Par contre je vous conseille de visiter nos points de vente. En voici à titre d’exemple trois qui se trouvent non loin de chez vous :
Arômes et Santé à 34390 Lamalou-les-Bains Pharmacie des Portes de la Mer C.C. Les Portes de la Mer à 34400 Lunel ou Cap Bio à 34800 Clermont l’Héraut

25 juin 2009

bonjour

je suis sage femme en formation tabacologie

je fais mon travail de fin d’étude sur l’apport des HE sur aide à la gestion du stress lors de l’arret tabac. (à rendre fin aout)

je dois me défendre cotre un jury non expert en aromathérapie.

avez vous des références scientifique ou études sur lesquelles je peu m’appuyer

25 juin 2009
abdesselam

@Knapczyk
L’aromathérapie et la gestion de stress est un sujet qui intéresse de plus en plus beaucoup de gens. J’ai supervisé ces deux dernières années deux mémoires de fin d’étude sur cette thématique et les résultats sont très encourageants.
Votre travail sur l’apport des HE à la gestion de stress lors de l’arrêt tabac mérite une recherche bibliographique bien approfondie avant toute expérience directe. Car le sevrage tabagique accompagné de la gestion de stress par les HE aiderait énormément de personnes qui retournent rapidement au tabac à cause de leur état d’anxiété de stress suite à un arrêt de fumer.

Une rapide recherche dans ma base de données donne les références suivantes :

La phytothérapie dans l’arrêt du tabac.
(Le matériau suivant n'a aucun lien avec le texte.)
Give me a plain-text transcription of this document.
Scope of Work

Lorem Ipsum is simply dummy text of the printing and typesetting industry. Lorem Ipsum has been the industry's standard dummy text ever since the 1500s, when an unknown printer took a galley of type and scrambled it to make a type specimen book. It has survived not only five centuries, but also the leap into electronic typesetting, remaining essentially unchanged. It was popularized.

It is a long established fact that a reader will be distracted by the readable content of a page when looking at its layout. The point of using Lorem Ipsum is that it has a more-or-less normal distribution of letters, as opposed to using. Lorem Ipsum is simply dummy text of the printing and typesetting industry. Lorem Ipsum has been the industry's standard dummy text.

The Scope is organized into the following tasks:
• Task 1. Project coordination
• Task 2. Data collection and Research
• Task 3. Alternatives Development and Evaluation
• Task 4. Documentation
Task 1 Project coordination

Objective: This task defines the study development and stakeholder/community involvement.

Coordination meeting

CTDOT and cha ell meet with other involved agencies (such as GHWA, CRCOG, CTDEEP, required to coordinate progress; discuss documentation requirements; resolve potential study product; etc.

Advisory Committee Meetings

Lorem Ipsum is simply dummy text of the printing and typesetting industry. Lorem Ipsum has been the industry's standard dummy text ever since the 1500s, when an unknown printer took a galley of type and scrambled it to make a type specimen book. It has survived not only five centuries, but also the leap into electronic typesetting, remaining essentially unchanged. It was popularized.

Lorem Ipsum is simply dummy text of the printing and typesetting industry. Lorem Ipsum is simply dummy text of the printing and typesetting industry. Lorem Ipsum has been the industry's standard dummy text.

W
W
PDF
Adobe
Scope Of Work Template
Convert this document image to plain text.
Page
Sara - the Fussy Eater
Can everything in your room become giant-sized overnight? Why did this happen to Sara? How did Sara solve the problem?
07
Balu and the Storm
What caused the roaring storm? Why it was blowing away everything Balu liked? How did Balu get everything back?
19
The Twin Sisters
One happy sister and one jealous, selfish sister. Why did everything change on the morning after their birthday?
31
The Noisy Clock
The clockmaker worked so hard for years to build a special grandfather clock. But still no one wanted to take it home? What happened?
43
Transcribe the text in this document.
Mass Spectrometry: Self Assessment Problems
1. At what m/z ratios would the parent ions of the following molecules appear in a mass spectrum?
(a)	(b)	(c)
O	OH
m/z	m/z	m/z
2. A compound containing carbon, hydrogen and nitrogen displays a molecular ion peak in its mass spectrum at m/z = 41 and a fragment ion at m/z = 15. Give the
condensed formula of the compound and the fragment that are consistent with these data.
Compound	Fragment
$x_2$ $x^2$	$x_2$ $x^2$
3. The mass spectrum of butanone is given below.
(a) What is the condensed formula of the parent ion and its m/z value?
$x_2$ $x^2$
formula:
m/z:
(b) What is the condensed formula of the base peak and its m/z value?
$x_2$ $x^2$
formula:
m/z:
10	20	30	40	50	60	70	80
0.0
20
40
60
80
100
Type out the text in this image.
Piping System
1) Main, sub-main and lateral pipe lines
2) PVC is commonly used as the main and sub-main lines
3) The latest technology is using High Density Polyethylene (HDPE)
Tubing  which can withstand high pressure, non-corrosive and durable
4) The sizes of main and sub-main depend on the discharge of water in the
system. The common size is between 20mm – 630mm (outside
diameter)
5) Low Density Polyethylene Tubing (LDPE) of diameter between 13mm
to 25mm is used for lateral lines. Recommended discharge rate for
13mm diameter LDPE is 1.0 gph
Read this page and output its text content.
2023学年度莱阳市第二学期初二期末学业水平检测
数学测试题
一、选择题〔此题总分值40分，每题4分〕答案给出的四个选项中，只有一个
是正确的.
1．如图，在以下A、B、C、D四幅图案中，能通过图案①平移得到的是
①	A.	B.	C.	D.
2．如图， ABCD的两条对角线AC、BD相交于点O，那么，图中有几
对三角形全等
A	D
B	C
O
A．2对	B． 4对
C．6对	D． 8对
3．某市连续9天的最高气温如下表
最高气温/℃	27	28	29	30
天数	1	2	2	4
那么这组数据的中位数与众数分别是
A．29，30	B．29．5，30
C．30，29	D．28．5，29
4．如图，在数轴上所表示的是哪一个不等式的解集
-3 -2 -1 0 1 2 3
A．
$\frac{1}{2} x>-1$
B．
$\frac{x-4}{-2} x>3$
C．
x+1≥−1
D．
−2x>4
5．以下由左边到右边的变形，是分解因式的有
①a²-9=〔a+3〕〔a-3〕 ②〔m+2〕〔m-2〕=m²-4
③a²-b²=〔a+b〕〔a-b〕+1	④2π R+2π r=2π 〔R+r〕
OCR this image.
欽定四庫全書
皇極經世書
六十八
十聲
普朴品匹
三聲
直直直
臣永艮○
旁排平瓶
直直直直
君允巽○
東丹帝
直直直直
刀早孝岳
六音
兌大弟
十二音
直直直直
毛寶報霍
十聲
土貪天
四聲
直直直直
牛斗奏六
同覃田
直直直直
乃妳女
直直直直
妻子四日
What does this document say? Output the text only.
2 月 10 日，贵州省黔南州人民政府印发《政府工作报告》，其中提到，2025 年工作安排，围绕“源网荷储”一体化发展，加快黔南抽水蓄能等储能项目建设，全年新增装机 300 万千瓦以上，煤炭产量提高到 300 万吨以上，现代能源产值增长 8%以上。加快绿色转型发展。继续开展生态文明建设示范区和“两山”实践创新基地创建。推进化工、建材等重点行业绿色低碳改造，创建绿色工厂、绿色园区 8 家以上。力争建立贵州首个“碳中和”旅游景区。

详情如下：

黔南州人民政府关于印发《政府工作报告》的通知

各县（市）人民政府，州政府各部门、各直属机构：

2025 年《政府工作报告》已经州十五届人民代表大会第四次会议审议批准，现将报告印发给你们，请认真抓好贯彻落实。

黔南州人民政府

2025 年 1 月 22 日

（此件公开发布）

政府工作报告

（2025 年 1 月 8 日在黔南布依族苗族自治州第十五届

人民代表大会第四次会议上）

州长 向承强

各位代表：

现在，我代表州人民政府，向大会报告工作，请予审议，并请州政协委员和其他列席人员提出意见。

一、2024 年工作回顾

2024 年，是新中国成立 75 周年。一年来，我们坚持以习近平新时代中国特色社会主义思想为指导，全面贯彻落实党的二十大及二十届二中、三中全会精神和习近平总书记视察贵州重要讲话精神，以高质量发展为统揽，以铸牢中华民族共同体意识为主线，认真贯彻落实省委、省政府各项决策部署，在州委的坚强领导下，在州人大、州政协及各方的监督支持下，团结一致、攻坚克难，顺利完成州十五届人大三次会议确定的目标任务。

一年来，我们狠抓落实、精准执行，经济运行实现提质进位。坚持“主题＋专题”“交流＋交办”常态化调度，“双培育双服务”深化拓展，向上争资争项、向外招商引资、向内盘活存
Proposition d’une prise en charge.F. Gigon.
Phytothérapie (2005) Numéro 5: 200-206 (Phytothérapie clinique)

Aromatherapy & work-related stress.
Julie L. Davidson.
International Journal of Aromatherapy Volume 12, Issue 3, 2002, Pages 145-151

The effect of aromatherapy in promoting relaxation and stress reduction in a general hospital
Graham Cannard
Complementary Therapies in Nursing and Midwifery (I 996) 2, 38~10

The effect of aromatherapy massage with music on the stress and anxiety levels of emergency nurses
Cathy Davis et al.
Australasian Emergency Nursing Journal (2005) 8, 43—50 Published by Elsevier Ltd

Si vous n’arrivez pas à trouver ces références, je pourrais, sympathiquement, vous les fournir !

13 février 2010

Bonjour,

J’aimerais bien avoir le protocole simplifié de ces belles publications.
Serait-ce possible ?
merci d’avance
Claire

7 mars 2010
Véronique

Bonjour,

Je viens de découvrir cet article sur les métabolites primaires et secondaires. Vraiment très intéressant ! Et ce, même pour une néophyte en la matière. Par ailleurs, je pense que même si on n’a pas suivi de formation scientifique, il est possible grâce à ce genre de rédaction, (structurée, claire, précise) d’en apprendre davantage sur un sujet que je trouve de plus en plus passionnant.
Merci donc à vous, Abdesselam et… j’espère que de nombreux autres vont suivre !

27 janvier 2011
Solari

Bonjour Julien et Abdesselam,

félicitations pour votre blog riche varié et précis !
Je suis pharmacienne en cours de reconversion vers le massage bien être. Je vais bientôt venir en stage « réflexologie aromatique » et « massage aromatique ». J’utilise déjà les HE dans mes formules de massage et souhaite orienter mon activité vers la gestion du stress. Vous aviez aimablement proposé à une de vos lectrice de lui fournir quatre articles sur la gestion du stress (arrêt du tabac, et trois articles en Anglais). J’aimerais savoir si vous pouviez me transmettre ces dossiers également cela me serait très précieux.
Avec tous mes remerciements
.Marie Alex

4 février 2011
julien

@ Solari :
J’ai transféré votre demande à Abdesselam qui ne peut pas vous répondre ici directement.